Table 1. Scoring System Developed at the Eighth International Meeting on Wilson’s Disease, Leipzig, 2001
Clinical Tests and Evaluations Score Typical Clinical Symptoms and Signs Kayer-Flesicher rings Present 2 Absent a 0 Neurologic symptom b Severe 2 Mild 1 Absent a 0 Serum ceruloplasmin, g/L Normal, > 0.2 a 0 0.1 - 0.2 1 < 0.1 2 Coombs-negative hemolytic anemia mutation analysis Present 1 Absent a 0 Other Tests Liver copper (in absence of cholestasis), μmol/g > 5 × ULN, (> 4) 2 0.8 - 4 1 Normal, (< 0.8) -1 Rhodamine-positive hepatocyte on biopsy a 1 Urinary copper (in absence of acute hepatitis) Normal 0 1 - 2 × ULN 1 > 2 × ULN a 2 Normal, but > 5 × ULN after D-penicillamine 2 Mutation analysis Two chromosome mutations a 4 One chromosome mutation 1 No mutations detected 0 Evaluation c Diagnosis highly likely ≥ 4 Diagnosis probable, more tests needed 3 Diagnosis very unlikely ≤ 2
aDiagnostic scoring of Wilson’s disease in this case; ULN, upper limit of normal range.

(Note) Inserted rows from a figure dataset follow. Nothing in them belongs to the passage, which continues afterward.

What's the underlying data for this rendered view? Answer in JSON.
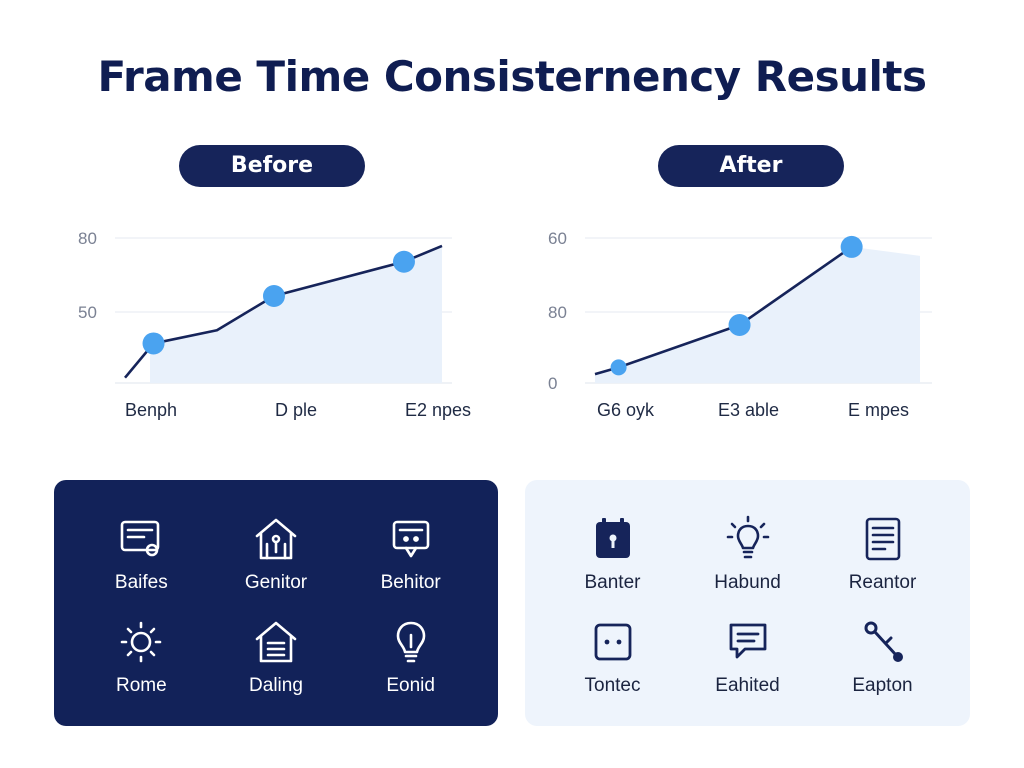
{
  "title": "Frame Time Consisternency Results",
  "before_label": "Before",
  "after_label": "After",
  "colors": {
    "navy": "#16245a",
    "accent": "#4aa3f0",
    "fill": "#e9f1fb",
    "grid": "#e5e9f0"
  },
  "chart_data": [
    {
      "type": "line",
      "panel": "Before",
      "y_ticks": [
        "80",
        "50"
      ],
      "categories": [
        "Benph",
        "D ple",
        "E2 npes"
      ],
      "ylim": [
        30,
        85
      ],
      "grid": true,
      "series": [
        {
          "points": [
            {
              "x": 0.0,
              "y": 32
            },
            {
              "x": 0.09,
              "y": 45
            },
            {
              "x": 0.29,
              "y": 50
            },
            {
              "x": 0.47,
              "y": 63
            },
            {
              "x": 0.88,
              "y": 76
            },
            {
              "x": 1.0,
              "y": 82
            }
          ],
          "markers": [
            1,
            3,
            4
          ]
        }
      ]
    },
    {
      "type": "line",
      "panel": "After",
      "y_ticks": [
        "60",
        "80",
        "0"
      ],
      "categories": [
        "G6 oyk",
        "E3 able",
        "E mpes"
      ],
      "ylim": [
        0,
        65
      ],
      "grid": true,
      "series": [
        {
          "points": [
            {
              "x": 0.0,
              "y": 4
            },
            {
              "x": 0.08,
              "y": 7
            },
            {
              "x": 0.49,
              "y": 26
            },
            {
              "x": 0.87,
              "y": 61
            }
          ],
          "area_end": 57,
          "markers": [
            1,
            2,
            3
          ]
        }
      ]
    }
  ],
  "before_panel": {
    "items": [
      {
        "label": "Baifes",
        "icon": "certificate-icon"
      },
      {
        "label": "Genitor",
        "icon": "house-icon"
      },
      {
        "label": "Behitor",
        "icon": "chat-bubble-icon"
      },
      {
        "label": "Rome",
        "icon": "sun-icon"
      },
      {
        "label": "Daling",
        "icon": "home-list-icon"
      },
      {
        "label": "Eonid",
        "icon": "lightbulb-icon"
      }
    ]
  },
  "after_panel": {
    "items": [
      {
        "label": "Banter",
        "icon": "calendar-lock-icon"
      },
      {
        "label": "Habund",
        "icon": "lightbulb-rays-icon"
      },
      {
        "label": "Reantor",
        "icon": "document-icon"
      },
      {
        "label": "Tontec",
        "icon": "dots-square-icon"
      },
      {
        "label": "Eahited",
        "icon": "chat-lines-icon"
      },
      {
        "label": "Eapton",
        "icon": "wrench-icon"
      }
    ]
  }
}
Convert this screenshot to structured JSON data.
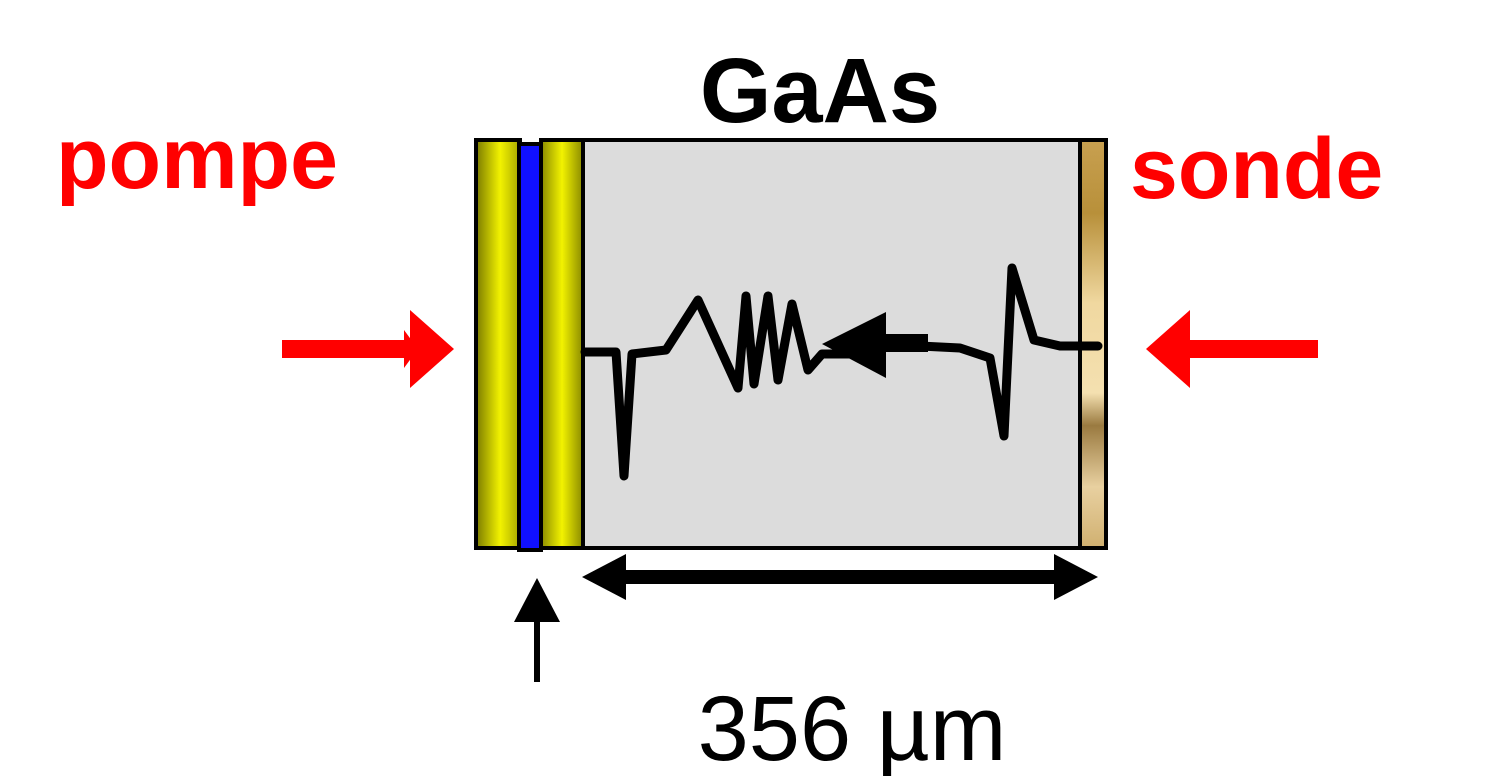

bTypical abnormalities at brain MRI.
cEvaluations based on total scores.
It should be noted that copper deposition in the liver is not the specific feature of WD or PBC. There were different mechanisms for them. Wilson’s disease is an inborn error of copper metabolism, whereas in PBC, cholestasis and biliary cirrhosis dominate the clinical and biochemical evolution of the disease, with liver copper retention occurring as a complication of cholestasis. Also, several non-Wilson’s diseases of copper overload have been described, idiopathic copper toxicosis (ICT), primary sclerosing cholangitis, and endemic Tyrolean infantile cirrhosis (ETIC), which share the common end point of cirrhosis due to excessive copper accumulation. Therefore, when there is copper deposition in the liver, many diseases have to be identified.
In conclusion, co-occurrence of PBC with WD is rare. Patients with WD who concurrently have other liver diseases, particularly PBC, hepatitis C viral infection, hemochromatosis, hemochromatosis heterozygote, or primary sclerosing cholangitis may present with more severe hepatic injury and show greater mortality (
8). Often the WD diagnosis is delayed in these individuals as other disease entities are considered first. Early liver biopsy and genetic mutation analysis are necessary and helpful for the final diagnosis. Fortunately, treatment with UDCA, zinc and sodium dimercaptopropane sulfonate is effective for this patient.